Wednesday, December 26, 2012

Call Me Garfield: It's Lasagna Night

Okay, so I have made this before but it is one of my favorites. I think about one third of my total diet in college was Simeks Lasagna. I have eaten them in various stages of cooking; from so hot I took a layer of skin from my mouth to have frozen out of sheer impatience. Yep, lasagna is one of my "if you could only eat five things for the rest of your life" foods.


So before I talk about what I did, let me give you a list of ingredients.


No bake lasagna noodles
Two large fresh tomatoes
One large can crushed tomatoes
One can diced tomatoes
One lbs. hot Italian sausage
Three garlic cloves
Dried basil
Fresh basil
Ricotta cheese
Mozzarella cheese
Salt and pepper








 Side note: I got all of my ingredients at Target and it was less than a week before Christmas, so the place was an absolute madhouse. Seriously I am talking one step above the thunderdome here. Anyway I couldn't get any fresh basil, so I substituted for Litehouse dried basil. It is almost as good.



So you start with  the sauce. First thing you do is brown the sausage, which quite frankly is a step I have never understood. If I am going to boil the sauce and THEN bake this sucker for 40 min, why the hell should I have to brown anything. But anyway, you have to brown it. I sprinkle a tiny amount of salt and pepper here. I cook it until I get tired of doing it. Normally it ends up looking like this:



So after that ordeal it is time to make the sauce. I break up the fresh tomatoes into the meat pan, dump the canned tomatoes and cover the top with dried basil. I generally add about 3 tps of garlic, unless it does not look like enough in which case I add more until it passes my visual inspection. It should look something like this. The you boil it for 10 min.

Just screams "health food" right?

Anyway, now it is time for the guts of the lasagna. This is probably the easiest part. I am not a huge believer in measuring things, so I do two giant spoon fulls of ricotta cheese. The add mozzarella till I get tired of doing it. Now, had Target been adequately supplied in their Pre-Christmas madness, I would have used fresh basil here. But alas, it was not meant to be, so instead I used 1/4 cup dried basil. Mix it together and you have cheese guts.


The last two photos are out of order, but I am too lazy to switch them.


Now it is time to put it all together. (If you are me, you do this step while picturing yourself as a mad scientist, or at the very least Gordon Ramsey.)

I learned that if you do not want a permanent burned on layer of noodles it is best to coat the bottom with the meat sauce.

Then it is time for noodles. By the way if it were up to me I would give who ever invented these "no bake" noodles a Nobel Prize in the category of their choosing.
Now I have heard rumors that other people can spread in the guts with a spoon, but apparently I am inept. So I push it on with my fingers. It is neither graceful nor evenly spread.
Patchy, yum.

Then... MORE MEAT SAUCE!

Then you wash rinse repeat... Wait no that is for washing your hair. What I mean is you repeat those steps two more time for a total of three noodle layers. Finally you top with cheese and bake for 40 min.

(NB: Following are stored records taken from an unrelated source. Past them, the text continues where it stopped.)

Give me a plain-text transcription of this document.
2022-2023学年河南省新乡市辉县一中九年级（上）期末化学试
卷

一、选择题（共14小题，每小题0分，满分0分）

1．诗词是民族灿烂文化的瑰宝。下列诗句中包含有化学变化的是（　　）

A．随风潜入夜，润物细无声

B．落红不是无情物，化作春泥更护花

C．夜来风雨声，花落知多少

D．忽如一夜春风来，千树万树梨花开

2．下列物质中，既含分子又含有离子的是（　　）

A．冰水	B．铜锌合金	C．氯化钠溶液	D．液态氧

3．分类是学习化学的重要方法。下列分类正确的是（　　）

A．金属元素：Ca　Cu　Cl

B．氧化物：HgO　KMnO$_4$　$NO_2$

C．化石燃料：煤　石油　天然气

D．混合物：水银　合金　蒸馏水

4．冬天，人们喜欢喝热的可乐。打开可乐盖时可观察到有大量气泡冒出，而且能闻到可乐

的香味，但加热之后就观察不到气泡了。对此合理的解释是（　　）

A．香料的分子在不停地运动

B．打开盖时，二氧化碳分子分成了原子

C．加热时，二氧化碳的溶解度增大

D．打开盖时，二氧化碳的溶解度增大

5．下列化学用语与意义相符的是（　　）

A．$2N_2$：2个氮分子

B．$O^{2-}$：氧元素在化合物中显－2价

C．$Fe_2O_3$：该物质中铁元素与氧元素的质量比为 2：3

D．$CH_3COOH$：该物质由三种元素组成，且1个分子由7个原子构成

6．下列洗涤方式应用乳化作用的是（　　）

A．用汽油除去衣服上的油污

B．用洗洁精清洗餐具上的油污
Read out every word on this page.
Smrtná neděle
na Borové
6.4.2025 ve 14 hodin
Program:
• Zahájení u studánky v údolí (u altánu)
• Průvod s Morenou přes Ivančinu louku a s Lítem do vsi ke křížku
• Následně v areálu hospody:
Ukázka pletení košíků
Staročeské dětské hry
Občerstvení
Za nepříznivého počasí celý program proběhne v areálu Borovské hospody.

And now you get to eat it!


Fin.

Tuesday, December 18, 2012

It Begins

Up until last May, I could probably count the number of times I actually cooked a meal on both hands...Well, maybe on one hand. I am not talking about nuking a can of Chef Boyardee or making some Ramen, because trust me I did plenty of that. I am talking about full on from scratch cooking.

Suddenly at the end of May I was done with school and realized that I had been pampered in my campus life. In the suburbs you are not a few blocks from anything. I was no longer able to get my 2 a.m. burritos or decide on a whim I was going to walk to get the best Korean food in town. Instead I had to cook...

Luckily it turns out I like cooking, and heck I might even get good at it. In the last six months, I have mastered, or at least I like to think I have, the basics. I learned how to chop veggies, how to use the oven, and to time making a whole meal. I learned how to make spaghetti (with nothing from a jar included!), tacos, and meatloaf among other basics. It went well, I only had one or two flops, but I found we were eating the same thing pretty much every week. As good as it was, a girl can only take so much stir fry and sloppy joes before she goes mad.

So here I am six months later. I have the blue prints, but it is time to go from comfort food to actually being able to cook. Hopefully I will use this blog to document my attempts, successes and failures. Wish me luck.